Emmanuel Carrère est l'auteur de plusieurs scénarios, d'une biographie de Philip K. Dick et de nombreux romans dont "La moustache", "La classe de neige", et "L'Adversaire", les deux derniers ayant été adaptés pour le cinéma respectivement par Claude Miller et Nicole Garcia et sélectionnés en compétition officielle au Festival de Cannes.
"Retour à Koltelnitch" (2004) est son premier film en tant que réalisateur.
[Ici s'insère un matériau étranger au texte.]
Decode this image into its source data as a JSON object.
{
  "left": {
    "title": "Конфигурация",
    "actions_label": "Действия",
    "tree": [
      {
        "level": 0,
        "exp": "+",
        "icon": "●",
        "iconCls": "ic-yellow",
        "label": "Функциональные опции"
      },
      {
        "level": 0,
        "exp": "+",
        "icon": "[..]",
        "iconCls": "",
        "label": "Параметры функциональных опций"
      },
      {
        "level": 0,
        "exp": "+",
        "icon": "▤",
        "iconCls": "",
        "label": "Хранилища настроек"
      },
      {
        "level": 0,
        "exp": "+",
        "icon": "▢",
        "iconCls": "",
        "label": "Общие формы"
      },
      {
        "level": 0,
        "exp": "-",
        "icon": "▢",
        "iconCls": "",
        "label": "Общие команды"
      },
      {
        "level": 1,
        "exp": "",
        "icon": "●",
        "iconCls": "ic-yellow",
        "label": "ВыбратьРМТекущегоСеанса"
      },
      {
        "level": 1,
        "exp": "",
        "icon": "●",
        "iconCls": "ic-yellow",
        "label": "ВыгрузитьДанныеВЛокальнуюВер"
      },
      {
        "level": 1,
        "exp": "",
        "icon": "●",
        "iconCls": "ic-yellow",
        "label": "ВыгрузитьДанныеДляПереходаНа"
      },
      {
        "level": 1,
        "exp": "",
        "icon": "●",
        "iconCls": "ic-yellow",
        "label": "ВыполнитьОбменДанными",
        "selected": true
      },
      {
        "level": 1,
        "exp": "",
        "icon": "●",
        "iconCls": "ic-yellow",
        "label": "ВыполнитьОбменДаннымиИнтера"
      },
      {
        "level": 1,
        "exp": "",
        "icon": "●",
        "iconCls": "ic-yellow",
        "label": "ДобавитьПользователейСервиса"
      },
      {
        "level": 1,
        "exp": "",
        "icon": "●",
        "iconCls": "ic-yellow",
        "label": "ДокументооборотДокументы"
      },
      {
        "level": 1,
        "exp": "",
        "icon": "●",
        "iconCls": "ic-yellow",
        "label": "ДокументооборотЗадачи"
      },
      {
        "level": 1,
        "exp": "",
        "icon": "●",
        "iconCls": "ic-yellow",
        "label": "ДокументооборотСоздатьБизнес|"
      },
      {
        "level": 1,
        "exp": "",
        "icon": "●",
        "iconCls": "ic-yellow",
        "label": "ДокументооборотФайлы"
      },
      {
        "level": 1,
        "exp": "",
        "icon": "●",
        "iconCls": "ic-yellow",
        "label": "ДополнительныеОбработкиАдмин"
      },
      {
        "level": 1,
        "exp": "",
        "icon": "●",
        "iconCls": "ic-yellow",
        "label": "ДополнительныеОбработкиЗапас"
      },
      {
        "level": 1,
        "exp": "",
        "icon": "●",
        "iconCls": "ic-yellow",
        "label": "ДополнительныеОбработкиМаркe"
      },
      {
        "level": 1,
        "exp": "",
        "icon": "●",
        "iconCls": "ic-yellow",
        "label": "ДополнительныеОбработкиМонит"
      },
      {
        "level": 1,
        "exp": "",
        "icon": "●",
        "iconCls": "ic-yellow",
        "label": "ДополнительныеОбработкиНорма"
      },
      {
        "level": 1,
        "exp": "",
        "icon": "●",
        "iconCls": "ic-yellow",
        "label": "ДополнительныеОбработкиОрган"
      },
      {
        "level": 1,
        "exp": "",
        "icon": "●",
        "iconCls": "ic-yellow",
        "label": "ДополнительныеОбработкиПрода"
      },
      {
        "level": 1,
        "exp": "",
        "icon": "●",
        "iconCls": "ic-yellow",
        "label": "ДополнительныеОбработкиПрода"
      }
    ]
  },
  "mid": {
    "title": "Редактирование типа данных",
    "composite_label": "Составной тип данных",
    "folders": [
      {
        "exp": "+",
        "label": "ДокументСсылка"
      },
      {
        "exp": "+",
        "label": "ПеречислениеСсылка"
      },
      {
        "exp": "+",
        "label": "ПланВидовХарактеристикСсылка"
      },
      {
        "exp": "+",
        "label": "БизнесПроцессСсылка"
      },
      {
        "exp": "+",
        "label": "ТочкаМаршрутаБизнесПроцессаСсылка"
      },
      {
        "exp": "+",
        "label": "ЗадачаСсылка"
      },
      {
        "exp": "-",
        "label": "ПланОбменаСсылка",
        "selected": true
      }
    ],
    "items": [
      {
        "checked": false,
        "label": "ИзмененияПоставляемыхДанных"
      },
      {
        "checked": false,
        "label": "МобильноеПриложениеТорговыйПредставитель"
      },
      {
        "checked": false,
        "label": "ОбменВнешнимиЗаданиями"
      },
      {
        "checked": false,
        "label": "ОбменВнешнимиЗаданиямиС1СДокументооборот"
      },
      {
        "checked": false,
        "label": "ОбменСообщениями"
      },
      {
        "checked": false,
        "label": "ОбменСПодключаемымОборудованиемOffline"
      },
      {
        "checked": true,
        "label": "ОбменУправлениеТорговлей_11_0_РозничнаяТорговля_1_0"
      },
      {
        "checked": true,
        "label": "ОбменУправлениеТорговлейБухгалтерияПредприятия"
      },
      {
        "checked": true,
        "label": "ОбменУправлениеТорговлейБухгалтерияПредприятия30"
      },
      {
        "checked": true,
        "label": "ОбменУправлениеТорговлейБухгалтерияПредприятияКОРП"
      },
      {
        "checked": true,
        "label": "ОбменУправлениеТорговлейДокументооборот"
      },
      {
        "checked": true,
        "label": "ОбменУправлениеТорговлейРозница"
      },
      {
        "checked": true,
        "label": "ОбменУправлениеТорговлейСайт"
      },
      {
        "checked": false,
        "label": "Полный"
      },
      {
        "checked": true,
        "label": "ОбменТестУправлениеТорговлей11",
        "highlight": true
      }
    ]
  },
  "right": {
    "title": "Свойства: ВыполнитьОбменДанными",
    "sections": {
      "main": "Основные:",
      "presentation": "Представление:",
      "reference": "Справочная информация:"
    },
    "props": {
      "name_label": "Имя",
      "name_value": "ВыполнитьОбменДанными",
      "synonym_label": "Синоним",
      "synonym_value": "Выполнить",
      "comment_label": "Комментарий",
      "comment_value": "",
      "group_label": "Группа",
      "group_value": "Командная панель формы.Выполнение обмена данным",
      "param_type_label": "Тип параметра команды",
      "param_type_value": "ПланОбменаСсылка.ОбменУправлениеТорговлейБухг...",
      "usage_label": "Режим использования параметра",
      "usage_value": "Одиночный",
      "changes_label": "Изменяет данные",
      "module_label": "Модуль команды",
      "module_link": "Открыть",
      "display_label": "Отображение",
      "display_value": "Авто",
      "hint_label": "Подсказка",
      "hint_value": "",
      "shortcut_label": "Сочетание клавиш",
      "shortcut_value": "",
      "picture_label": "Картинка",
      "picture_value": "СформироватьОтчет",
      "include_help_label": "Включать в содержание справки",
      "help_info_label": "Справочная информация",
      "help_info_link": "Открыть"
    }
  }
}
Son dernier film, "La moustache", avec Vincent Lindon et Emmanuelle Devos, est sorti en 2005.
« L'Adversaire », écrit autour de l'affaire Jean-Claude Romand, qui a défrayé la chronique au début des années 90, marque un changement dans sa production littéraire. Il n'a pas depuis écrit de pure fiction. "Un roman russe" publié en 2007 ménage une place prépondérante aux habitants de Kotelnitch, Anya, Sacha et tous les autres... sans oublier Toma Andras, le malheureux hongrois, dont la vie s'est perdue durant presque 50 ans après la guerre dans l'hôpital psychiatrique de Kotelnitch. Dans "d'autres vies que la mienne" (2009) il évoque l'existence marquée par le drame de personnes qu'il a rencontrées au cours de sa vie.
En 2011, "Limonov", une biographie romancée de l'écrivain, dissident et homme politique russe, a reçu le prix Renaudot. En 2014, "Le Royaume" qui raconte l’histoire des débuts de la chrétienté, vers la fin du Ier siècle après Jésus Christ, obtient le prix littéraire du Monde.
En 2018, Emmanuel Carrère obtient le prix de la Bibliothèque Nationale de France (BNF).